From 81cd344beb27339ce21b4caafcad9c8cf65978c5 Mon Sep 17 00:00:00 2001
From: Theo Arends <11044339+arendst@users.noreply.github.com>
Date: Sat, 10 Oct 2020 15:42:27 +0200
Subject: [PATCH] Fix possible buffer overwrites

---
 tasmota/xdrv_07_domoticz.ino | 4 +++-
 tasmota/xdrv_13_display.ino  | 1 -
 2 files changed, 3 insertions(+), 2 deletions(-)

diff --git a/tasmota/xdrv_07_domoticz.ino b/tasmota/xdrv_07_domoticz.ino
index 0f4dafeb9..411d8894d 100644
--- a/tasmota/xdrv_07_domoticz.ino
+++ b/tasmota/xdrv_07_domoticz.ino
@@ -206,7 +206,9 @@ bool DomoticzMqttData(void) {
   if (XdrvMailbox.data_len < 20) {
     return true;  // No valid data
   }
-  JsonParser parser(XdrvMailbox.data);
+
+  String domoticz_data = XdrvMailbox.data;  // Copy the string into a new buffer that will be modified
+  JsonParser parser((char*)domoticz_data.c_str());
   JsonParserObject domoticz = parser.getRootObject();
   if (!domoticz) {
     return true;  // To much or invalid data
diff --git a/tasmota/xdrv_13_display.ino b/tasmota/xdrv_13_display.ino
index 1042cc463..68e190f1c 100644
--- a/tasmota/xdrv_13_display.ino
+++ b/tasmota/xdrv_13_display.ino
@@ -1166,7 +1166,6 @@ void DisplayAnalyzeJson(char *topic, char *json)

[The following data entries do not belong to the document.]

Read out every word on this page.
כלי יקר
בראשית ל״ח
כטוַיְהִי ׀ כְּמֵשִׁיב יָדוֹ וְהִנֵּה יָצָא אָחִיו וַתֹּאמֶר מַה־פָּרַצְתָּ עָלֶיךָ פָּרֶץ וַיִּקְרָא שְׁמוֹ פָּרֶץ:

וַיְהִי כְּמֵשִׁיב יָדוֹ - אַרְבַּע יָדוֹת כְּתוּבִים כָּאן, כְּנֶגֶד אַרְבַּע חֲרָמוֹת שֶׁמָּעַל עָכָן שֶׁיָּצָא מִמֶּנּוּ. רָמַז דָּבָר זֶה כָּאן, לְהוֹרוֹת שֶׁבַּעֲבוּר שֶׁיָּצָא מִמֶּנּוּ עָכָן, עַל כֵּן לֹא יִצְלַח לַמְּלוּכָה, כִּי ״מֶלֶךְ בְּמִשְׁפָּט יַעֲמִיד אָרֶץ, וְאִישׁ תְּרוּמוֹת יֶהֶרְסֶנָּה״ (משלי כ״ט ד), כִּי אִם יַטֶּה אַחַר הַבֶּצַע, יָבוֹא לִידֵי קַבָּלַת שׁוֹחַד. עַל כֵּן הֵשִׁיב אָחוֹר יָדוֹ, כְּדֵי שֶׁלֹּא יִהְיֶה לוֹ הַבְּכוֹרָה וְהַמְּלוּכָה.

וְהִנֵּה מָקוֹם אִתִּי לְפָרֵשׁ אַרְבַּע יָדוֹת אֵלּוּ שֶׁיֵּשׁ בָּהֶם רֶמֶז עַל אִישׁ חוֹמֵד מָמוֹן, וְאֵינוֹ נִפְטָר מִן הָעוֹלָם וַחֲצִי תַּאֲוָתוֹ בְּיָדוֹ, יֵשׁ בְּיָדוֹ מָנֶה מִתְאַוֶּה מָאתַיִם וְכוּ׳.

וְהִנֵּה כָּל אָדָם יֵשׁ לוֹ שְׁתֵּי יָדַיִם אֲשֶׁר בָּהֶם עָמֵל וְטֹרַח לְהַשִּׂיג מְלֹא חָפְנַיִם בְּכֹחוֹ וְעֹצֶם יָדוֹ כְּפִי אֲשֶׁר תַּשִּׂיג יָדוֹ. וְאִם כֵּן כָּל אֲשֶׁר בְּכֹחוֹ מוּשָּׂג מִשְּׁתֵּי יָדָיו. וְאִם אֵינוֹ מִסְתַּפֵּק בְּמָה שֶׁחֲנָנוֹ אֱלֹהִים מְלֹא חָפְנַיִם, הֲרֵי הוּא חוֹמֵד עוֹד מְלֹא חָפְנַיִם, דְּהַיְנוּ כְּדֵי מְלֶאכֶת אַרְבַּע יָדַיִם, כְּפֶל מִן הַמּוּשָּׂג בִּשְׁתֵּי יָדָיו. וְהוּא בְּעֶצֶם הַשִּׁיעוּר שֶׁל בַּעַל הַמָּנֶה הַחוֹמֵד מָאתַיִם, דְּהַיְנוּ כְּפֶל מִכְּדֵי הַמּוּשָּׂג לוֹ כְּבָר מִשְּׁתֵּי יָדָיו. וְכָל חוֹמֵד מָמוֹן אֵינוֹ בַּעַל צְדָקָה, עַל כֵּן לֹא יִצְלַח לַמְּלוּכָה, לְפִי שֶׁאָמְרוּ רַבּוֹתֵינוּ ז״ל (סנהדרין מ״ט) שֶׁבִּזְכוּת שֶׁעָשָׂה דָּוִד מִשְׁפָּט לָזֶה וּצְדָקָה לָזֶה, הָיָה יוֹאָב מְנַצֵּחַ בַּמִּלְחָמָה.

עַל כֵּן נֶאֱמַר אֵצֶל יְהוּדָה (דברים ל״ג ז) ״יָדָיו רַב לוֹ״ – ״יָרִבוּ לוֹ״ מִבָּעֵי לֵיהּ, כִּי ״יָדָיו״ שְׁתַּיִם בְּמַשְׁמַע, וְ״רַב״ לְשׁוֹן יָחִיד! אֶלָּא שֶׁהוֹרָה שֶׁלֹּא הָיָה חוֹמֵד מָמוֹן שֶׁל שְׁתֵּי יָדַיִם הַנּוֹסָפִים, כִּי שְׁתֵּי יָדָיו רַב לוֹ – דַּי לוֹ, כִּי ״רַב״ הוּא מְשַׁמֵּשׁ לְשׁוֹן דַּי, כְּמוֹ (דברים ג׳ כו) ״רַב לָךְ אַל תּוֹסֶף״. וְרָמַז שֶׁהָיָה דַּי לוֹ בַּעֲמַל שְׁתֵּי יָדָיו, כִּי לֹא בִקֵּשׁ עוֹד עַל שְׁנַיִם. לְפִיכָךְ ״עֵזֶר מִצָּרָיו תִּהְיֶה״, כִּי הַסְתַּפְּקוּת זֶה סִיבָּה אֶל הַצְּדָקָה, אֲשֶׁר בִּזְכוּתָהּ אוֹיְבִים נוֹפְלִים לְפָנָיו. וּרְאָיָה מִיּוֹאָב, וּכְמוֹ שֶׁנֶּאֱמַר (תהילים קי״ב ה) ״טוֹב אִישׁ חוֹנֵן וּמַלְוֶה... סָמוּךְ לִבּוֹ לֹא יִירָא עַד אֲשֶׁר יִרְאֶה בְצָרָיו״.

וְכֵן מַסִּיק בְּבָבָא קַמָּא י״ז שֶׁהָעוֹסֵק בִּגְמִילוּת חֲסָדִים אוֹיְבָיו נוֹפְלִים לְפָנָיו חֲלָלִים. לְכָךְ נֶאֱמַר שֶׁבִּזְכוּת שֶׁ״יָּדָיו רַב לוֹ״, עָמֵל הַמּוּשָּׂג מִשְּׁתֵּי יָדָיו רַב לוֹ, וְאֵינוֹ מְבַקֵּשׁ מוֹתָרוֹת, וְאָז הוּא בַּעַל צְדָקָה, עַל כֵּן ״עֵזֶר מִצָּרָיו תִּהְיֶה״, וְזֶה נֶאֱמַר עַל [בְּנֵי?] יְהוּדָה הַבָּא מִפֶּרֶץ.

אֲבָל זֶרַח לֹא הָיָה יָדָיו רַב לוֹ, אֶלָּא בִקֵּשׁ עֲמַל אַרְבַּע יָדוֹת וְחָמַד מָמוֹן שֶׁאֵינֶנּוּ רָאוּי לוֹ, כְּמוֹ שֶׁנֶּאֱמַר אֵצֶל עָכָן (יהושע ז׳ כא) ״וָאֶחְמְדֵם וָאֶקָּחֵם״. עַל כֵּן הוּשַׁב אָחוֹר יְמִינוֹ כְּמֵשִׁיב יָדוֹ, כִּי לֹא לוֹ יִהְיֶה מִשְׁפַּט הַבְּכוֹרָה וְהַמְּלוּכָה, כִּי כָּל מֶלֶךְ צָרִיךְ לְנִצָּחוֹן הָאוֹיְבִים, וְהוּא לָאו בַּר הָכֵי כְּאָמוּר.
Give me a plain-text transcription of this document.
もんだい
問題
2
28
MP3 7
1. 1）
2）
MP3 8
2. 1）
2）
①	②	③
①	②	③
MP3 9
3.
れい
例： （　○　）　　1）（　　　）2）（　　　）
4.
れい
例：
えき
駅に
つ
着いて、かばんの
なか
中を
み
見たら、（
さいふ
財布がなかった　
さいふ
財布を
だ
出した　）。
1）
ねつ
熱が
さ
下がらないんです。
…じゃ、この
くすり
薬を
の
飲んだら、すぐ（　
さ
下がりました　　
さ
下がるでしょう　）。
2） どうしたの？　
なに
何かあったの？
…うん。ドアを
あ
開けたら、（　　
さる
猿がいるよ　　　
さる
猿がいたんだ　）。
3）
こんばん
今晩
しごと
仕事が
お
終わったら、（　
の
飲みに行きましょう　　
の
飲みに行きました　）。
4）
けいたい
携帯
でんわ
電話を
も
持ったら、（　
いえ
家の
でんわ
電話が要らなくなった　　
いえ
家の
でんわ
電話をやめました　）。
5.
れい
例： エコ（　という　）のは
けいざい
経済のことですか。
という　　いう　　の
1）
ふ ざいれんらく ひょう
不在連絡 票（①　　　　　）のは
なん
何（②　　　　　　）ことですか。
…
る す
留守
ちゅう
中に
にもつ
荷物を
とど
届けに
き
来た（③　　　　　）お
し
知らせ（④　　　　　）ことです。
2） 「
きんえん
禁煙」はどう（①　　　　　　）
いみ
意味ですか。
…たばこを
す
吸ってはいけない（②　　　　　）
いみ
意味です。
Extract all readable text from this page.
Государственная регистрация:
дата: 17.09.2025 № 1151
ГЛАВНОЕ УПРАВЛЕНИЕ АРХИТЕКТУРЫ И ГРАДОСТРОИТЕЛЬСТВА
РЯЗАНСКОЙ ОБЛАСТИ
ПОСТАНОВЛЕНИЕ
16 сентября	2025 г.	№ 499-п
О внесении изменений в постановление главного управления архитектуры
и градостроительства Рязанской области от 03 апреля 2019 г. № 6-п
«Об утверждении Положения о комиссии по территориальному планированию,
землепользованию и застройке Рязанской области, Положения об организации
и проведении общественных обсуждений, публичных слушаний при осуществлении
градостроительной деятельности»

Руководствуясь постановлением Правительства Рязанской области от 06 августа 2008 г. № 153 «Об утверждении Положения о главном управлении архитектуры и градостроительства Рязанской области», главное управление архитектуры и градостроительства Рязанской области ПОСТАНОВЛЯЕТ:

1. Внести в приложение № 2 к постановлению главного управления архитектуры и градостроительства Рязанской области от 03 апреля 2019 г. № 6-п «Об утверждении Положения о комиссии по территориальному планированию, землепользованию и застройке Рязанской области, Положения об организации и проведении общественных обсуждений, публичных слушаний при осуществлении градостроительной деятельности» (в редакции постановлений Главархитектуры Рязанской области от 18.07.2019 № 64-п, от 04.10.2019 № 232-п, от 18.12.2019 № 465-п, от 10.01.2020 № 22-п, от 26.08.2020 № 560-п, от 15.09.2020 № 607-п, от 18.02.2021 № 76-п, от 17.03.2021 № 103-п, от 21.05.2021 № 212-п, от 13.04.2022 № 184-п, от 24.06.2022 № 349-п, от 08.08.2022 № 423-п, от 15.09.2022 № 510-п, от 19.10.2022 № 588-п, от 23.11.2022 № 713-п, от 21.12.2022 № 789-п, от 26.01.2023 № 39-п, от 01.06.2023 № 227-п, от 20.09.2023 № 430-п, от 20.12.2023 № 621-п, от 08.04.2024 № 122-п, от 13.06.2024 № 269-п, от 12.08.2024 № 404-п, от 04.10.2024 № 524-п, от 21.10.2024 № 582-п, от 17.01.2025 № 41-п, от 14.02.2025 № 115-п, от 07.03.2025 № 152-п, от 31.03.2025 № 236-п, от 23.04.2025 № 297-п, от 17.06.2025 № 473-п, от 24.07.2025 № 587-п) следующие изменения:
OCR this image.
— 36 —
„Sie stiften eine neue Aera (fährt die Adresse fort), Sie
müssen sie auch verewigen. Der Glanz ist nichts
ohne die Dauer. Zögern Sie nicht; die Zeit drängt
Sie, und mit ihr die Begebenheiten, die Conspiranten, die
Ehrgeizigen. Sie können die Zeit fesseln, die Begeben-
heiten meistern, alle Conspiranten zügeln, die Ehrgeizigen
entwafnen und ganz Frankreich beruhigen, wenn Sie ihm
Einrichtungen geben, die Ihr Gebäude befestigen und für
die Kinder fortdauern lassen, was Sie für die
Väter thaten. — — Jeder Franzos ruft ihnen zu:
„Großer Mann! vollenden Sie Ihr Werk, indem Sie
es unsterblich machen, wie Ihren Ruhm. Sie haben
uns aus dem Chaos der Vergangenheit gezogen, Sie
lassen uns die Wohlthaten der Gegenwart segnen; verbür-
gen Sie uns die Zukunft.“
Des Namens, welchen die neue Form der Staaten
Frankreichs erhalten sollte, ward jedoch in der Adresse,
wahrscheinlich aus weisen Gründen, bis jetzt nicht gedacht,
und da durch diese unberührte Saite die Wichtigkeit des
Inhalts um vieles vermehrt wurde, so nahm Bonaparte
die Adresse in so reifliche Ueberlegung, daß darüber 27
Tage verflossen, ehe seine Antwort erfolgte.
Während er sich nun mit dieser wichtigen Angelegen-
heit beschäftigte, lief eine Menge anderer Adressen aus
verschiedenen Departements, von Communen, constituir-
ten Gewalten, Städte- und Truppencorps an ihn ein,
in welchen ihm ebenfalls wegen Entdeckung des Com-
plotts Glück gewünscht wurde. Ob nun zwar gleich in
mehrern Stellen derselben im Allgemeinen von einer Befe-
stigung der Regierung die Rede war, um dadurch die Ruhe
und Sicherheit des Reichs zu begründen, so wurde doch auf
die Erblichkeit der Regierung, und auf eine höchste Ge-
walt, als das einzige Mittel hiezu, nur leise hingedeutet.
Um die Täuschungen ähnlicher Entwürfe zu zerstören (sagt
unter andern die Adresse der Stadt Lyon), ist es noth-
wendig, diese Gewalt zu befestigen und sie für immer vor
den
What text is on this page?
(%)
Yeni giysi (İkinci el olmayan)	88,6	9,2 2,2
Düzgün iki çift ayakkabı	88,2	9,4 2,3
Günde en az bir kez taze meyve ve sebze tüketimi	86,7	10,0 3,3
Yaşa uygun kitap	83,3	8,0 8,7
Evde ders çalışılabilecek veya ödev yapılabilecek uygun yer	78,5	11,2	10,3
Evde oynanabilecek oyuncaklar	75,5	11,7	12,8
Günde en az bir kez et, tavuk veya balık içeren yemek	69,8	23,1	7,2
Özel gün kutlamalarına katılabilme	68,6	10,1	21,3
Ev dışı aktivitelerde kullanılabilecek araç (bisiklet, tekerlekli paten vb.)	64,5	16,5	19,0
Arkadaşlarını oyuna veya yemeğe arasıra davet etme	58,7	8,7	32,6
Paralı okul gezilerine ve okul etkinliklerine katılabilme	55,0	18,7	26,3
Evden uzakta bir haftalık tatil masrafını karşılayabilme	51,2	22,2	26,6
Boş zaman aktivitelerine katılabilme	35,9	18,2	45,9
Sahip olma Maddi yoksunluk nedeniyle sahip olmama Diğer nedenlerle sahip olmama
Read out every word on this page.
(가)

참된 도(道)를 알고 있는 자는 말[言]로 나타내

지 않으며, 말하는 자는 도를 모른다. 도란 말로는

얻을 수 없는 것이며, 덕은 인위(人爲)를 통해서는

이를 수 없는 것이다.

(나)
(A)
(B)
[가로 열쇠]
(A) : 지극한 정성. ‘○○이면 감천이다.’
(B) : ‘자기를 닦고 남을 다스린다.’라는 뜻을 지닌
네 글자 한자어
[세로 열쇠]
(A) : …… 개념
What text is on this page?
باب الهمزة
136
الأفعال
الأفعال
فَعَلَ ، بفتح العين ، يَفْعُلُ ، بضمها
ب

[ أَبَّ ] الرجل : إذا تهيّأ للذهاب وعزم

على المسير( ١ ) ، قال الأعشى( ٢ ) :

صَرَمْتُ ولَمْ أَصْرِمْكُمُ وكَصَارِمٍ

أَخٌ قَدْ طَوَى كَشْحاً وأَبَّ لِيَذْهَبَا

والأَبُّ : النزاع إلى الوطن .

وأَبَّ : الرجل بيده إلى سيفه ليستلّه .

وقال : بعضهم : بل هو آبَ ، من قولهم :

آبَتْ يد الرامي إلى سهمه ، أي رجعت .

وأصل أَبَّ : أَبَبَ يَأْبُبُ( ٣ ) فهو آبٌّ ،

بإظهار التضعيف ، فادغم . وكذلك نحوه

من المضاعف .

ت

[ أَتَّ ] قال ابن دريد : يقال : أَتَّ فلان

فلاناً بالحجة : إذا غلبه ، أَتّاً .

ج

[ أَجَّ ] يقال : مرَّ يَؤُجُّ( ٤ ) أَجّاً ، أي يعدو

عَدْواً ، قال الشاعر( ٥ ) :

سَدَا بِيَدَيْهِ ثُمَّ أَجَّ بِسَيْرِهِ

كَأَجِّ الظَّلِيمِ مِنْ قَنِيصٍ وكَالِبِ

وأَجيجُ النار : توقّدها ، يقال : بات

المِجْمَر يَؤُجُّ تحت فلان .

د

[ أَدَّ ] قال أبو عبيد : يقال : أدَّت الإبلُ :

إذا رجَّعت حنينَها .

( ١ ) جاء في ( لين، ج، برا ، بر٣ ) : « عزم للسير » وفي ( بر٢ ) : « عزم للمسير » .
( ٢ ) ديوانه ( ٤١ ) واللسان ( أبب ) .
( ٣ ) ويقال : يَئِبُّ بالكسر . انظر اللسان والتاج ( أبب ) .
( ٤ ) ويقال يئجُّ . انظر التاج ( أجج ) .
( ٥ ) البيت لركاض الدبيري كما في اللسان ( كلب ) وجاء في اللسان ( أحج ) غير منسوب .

 // tele/th1/SENSOR    {"Time":"2017-09-20T11:54:48","DS18B20":{"Temperature":49.7},"TempUnit":"C"}
 
   String jsonStr = json;  // Move from stack to heap to fix watchdogs (20180626)
-
   JsonParser parser((char*)jsonStr.c_str());
   JsonParserObject root = parser.getRootObject();
   if (root) {   // did JSON parsing went ok?